He purchased an 18-room, five-bath house on Woodside Road in Deer Park, Greenwich, Connecticut, in 1937. While maintaining his residence in Connecticut, he spent his winters in Florida.

===Trapshooting career===
He was active in trap shooting circles and once served as president of the American Trapshooters Association. He took part in trapshooting competitions from the early 1900s onward. He later competed in the veterans' championship for men aged 70 and over at the National Amateur Trapshooting Championships.

===Harness racing career===
Phellis became well known as an owner and breeder of Standardbred horses. He established a reputation as a breeder while maintaining a small band of select mares at leading stock farms in Kentucky. His horses competed on the Grand Circuit under the training and driving of Fred Egan.

Phellis privately purchased Spencer Scott as a weanling from breeder David M. Look of New York. He campaigned the colt with Fred Egan as the driver. As the owner of Spencer Scott, he won his first Hambletonian Stakes in 1940. He leased the world's champion trotting stallion to Hanover Shoe Farms in November 1941.

In addition to his racing and breeding activities, the Connecticut-based horseman was active in the Trotting Horse Club of America, the Hambletonian Society, and the Grand Circuit. He was serving as a vice president of the Grand Circuit by the late 1930s. In January 1941, he was named president of the Grand Circuit's racing operations.
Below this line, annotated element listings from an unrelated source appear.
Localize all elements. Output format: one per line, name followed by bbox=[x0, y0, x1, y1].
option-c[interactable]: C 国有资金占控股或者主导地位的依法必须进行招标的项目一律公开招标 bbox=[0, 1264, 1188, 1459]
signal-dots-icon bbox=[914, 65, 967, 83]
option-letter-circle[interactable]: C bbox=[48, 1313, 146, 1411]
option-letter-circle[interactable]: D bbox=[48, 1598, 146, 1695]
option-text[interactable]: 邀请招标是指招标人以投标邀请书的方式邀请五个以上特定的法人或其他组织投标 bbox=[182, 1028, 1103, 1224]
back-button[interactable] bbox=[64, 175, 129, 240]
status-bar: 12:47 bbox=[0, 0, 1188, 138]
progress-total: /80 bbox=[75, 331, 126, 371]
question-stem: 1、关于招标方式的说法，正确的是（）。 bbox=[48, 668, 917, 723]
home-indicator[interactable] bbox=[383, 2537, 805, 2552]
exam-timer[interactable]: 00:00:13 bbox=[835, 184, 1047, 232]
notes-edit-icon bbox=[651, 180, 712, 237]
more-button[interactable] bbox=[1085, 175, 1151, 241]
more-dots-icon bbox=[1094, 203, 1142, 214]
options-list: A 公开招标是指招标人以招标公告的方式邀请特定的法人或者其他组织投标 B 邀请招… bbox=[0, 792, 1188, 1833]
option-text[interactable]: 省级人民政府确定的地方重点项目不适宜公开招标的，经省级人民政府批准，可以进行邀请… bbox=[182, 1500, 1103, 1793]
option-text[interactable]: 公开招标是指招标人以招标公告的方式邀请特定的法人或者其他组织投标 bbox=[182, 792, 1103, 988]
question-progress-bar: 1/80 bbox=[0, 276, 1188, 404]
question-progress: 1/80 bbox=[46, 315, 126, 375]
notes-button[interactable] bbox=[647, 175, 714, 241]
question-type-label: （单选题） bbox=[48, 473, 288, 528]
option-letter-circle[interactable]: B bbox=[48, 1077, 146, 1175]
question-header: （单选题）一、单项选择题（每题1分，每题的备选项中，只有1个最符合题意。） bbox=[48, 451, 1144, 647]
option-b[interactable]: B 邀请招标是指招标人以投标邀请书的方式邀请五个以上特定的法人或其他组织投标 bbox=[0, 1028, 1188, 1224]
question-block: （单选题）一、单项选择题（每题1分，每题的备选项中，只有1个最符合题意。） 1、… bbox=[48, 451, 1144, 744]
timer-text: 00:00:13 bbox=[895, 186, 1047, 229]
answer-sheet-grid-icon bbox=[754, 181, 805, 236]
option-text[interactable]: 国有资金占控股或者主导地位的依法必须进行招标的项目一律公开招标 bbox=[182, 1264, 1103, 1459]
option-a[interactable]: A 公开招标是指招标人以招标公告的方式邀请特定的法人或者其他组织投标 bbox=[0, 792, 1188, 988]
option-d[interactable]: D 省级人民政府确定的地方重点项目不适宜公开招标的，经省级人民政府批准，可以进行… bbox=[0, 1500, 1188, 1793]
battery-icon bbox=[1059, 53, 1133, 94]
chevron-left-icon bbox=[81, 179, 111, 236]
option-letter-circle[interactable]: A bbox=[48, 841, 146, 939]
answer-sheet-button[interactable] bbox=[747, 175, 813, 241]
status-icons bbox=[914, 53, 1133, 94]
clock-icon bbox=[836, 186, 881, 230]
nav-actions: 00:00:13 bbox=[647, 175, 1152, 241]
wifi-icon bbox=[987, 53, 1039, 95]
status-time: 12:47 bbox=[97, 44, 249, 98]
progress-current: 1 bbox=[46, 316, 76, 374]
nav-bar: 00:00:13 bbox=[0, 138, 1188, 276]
While president, he also organized and headed the Down East Trotting Club in 1941, which sponsored the Grand Circuit meeting at the Old Orchard Beach Kite Track in Maine. In December 1946, he retired from the position and was succeeded by Octave Blake. At the annual meeting of the United States Trotting Association, Phellis was elected an honorary vice president of the Grand Circuit.

He bred and raised Hoot Mon in 1944, whom he later sold to Castleton Farm. The Phellis-bred trotter went on to win the 1947 Hambletonian. He won another Hambletonian trophy as the owner of Miss Tilly in 1949.

===Harness Racing Museum===
In 1949, he was among the founders and first trustees of the organization that became the Harness Racing Museum & Hall of Fame.

==Death==
C. W. Phellis died on February 1, 1957 in Winter Park, Florida, United States.

==Legacy==
Following Phellis's death, Castleton Farm and Walnut Hall were among those who purchased his horses, and both later owned Emily's Pride, a Phellis-bred filly, when she won the 1958 Hambletonian.

He was elected as an Immortal of the United States Harness Racing Hall of Fame in 1958, the year after his death.